L'Inde met un frein à Israël : « Nous sommes amis, mais pas vassaux »
Le général de division indien à la retraite Gagan Deep Bakshi a vivement critiqué Israël, affirmant que New Delhi ne sacrifierait pas ses intérêts vis-à-vis de l'Iran. Il a également exprimé ses inquiétudes concernant la formation d'une « OTAN sunnite » et l'arsenal nucléaire du Pakistan.
Le général de division indien à la retraite Gagan Deep Bakshi a lancé un avertissement inhabituel concernant le rapprochement entre la Turquie, l'Arabie saoudite et le Pakistan, affirmant que la formation de ce qu'il appelle une « OTAN sunnite » au Moyen-Orient constitue une source de préoccupation stratégique pour l'Inde. Parallèlement, il a envoyé un message clair à Israël : l'alliance entre les deux pays est importante, mais New Delhi ne renoncera pas à ses intérêts vis-à-vis de l'Iran simplement en raison de la guerre entre Jérusalem et Téhéran.
Selon lui, l'accord conclu à La Mecque entre la Turquie, l'Arabie saoudite et le Pakistan crée une nouvelle réalité régionale pour l'Inde. « La création d'une OTAN sunnite est une source sérieuse de préoccupation », a-t-il déclaré.
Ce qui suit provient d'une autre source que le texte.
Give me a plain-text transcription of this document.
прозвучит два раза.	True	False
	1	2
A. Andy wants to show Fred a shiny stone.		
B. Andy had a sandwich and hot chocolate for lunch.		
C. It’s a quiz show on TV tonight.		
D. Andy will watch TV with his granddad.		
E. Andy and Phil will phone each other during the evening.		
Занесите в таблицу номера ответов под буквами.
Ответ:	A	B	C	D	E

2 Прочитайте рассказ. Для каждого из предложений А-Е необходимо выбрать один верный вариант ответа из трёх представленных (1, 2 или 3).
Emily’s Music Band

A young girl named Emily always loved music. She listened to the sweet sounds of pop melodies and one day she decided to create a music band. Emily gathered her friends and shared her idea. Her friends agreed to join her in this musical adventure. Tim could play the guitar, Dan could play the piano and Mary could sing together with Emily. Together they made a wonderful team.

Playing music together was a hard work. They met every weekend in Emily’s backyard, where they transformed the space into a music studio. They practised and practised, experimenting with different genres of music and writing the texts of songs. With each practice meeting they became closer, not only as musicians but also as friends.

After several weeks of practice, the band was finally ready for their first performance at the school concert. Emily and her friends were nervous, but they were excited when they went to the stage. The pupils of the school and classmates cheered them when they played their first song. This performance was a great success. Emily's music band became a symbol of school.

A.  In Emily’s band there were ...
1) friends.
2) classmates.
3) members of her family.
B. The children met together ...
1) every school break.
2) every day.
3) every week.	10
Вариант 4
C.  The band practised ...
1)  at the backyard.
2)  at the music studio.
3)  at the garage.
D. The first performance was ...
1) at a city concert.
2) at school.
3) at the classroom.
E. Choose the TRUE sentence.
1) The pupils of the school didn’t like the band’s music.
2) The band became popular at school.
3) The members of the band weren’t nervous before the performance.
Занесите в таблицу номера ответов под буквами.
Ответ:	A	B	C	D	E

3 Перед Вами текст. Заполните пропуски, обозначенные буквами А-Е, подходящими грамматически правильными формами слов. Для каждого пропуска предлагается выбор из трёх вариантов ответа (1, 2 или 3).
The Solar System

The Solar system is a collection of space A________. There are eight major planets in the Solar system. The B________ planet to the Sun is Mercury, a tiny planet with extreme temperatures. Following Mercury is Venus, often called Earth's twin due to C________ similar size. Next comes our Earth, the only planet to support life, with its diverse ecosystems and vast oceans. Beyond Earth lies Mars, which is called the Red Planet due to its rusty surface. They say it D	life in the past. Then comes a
Bakshi a souligné que, du point de vue de l'Inde, l'Iran chiite est un contrepoids important au Pakistan. « Nous avons désespérément besoin que l'Iran soit de notre côté, car le Pakistan est notre principal casse-tête en matière de sécurité, aux côtés de la Chine ».
« Le Pakistan possède 180 ogives nucléaires »
Bakshi a comparé la menace que l'Iran représente pour Israël à celle que le Pakistan fait peser sur l'Inde. « L'Iran ne possède même pas une seule bombe nucléaire, et pourtant il est perçu comme une menace existentielle pour Israël. Qu'en est-il du Pakistan ? Un État islamique fondamentaliste qui possède 180 ogives nucléaires ? »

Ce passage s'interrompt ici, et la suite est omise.